At San José State University, the collection includes newspaper clippings, posters, administrative manuals and other documents connected to the War Relocation Authority, an agency that oversaw the network of camps and the long-term imprisonment of Japanese Americans. Sonoma State University’s collection features photos of daily life at Camp Amache in Colorado. Dr. Robert Fuchigami, a retired education professor, was among those incarcerated there.

The Park Service grant financing the Cal State digitization endeavor is one of 20 totaling more than $2.8 million to support preservation and interpretation of the physical sites where Japanese Americans were imprisoned.

Park Service director Jonathan B. Jarvis called the incarceration sites “poignant reminders that we must always be vigilant in upholding civil liberties for all. These grants help us share valuable lessons on the fragility of our constitutional rights.”

Aside from Cal State, librarians at the University of California, Berkeley, are working on a virtual archive of its holdings of War Relocation Authority records — the largest repository of those records outside of the National Archives. Currently, the records are dispersed throughout the university library system. Supported by a $296,000 Park Service grant, the project will ease users’ discovery and access processes.
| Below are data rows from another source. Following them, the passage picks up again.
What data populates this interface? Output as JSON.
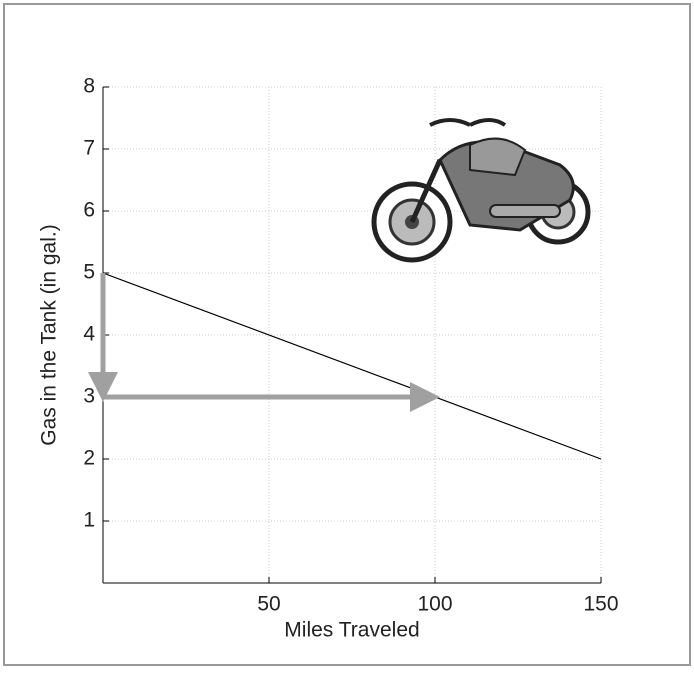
{
  "chart_data": {
    "type": "line",
    "x_label": "Miles Traveled",
    "y_label": "Gas in the Tank  (in gal.)",
    "series": [
      {
        "x": [
          0,
          150
        ],
        "values": [
          5,
          2
        ],
        "color": "#000000"
      }
    ],
    "guide_arrows": [
      {
        "x": [
          0,
          0
        ],
        "y": [
          5,
          3
        ]
      },
      {
        "x": [
          0,
          100
        ],
        "y": [
          3,
          3
        ]
      }
    ],
    "arrow_color": "#a0a0a0",
    "xlim": [
      0,
      150
    ],
    "xticks": [
      50,
      100,
      150
    ],
    "ylim": [
      0,
      8
    ],
    "yticks": [
      1,
      2,
      3,
      4,
      5,
      6,
      7,
      8
    ],
    "grid": true
  }
}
Elsewhere, another Park Service grant finances the preservation of a Wyoming root cellar where imprisoned Japanese Americans had stored fruit and vegetables during their ordeal. And another grant supports the University of Central Arkansas production of theatrical performances based on stories from the incarceration experience. The performances are the centerpiece of educational events such as public lectures, readings and high school outreach.

Although the Park Service has chosen to fight social injustice against Asian Americans by supporting research and historical preservation, it has also taken steps to recover, preserve and promote the stories of largely unrecognized Asian Americans from long ago.

Earlier this year, the Park Service produced a book titled Asians and Pacific Islanders and the Civil War. It is based on work by researchers, historians and writers who identified several hundred soldiers and sailors of Asian and Pacific Island descent who served in the war. The book profiles the once-forgotten individuals who fought and sometimes died for a nation in which they faced constant discrimination in daily life.

Anglicized and ambiguous names and haphazard documentation made it difficult to locate these men and confirm their ethnicity.

 

Among the servicemen featured in the book are:

 

  • Cpl. Joseph Pierce, who, under intense fire, volunteered to help his unit take the Bliss Farm, which stood on ground that ended up being between Union and Confederate lines. The outcome of the battle contributed to the Union victory at Gettysburg.
  • Conjee Rustumjee Cohoujee Bey, an India-born sailor who served on the USS Louisville, capturing and sinking Confederate ships.
  • Hawaiian sailor James Wood Bush, who served aboard the USS Beauregard, a captured Confederate schooner commandeered to serve the Union as part of the naval blockade of ports in the South.
  • Pacific Islanders on the USS Santiago de Cuba, who were among the first to volunteer in the dangerous mission to storm Fort Fisher in North Carolina.

 

Carol Shively, the book’s editor and a Park Service professional, has alerted groups such as the Association for Asian American Studies in recent months about the published work in order to boost its inclusion in college courses.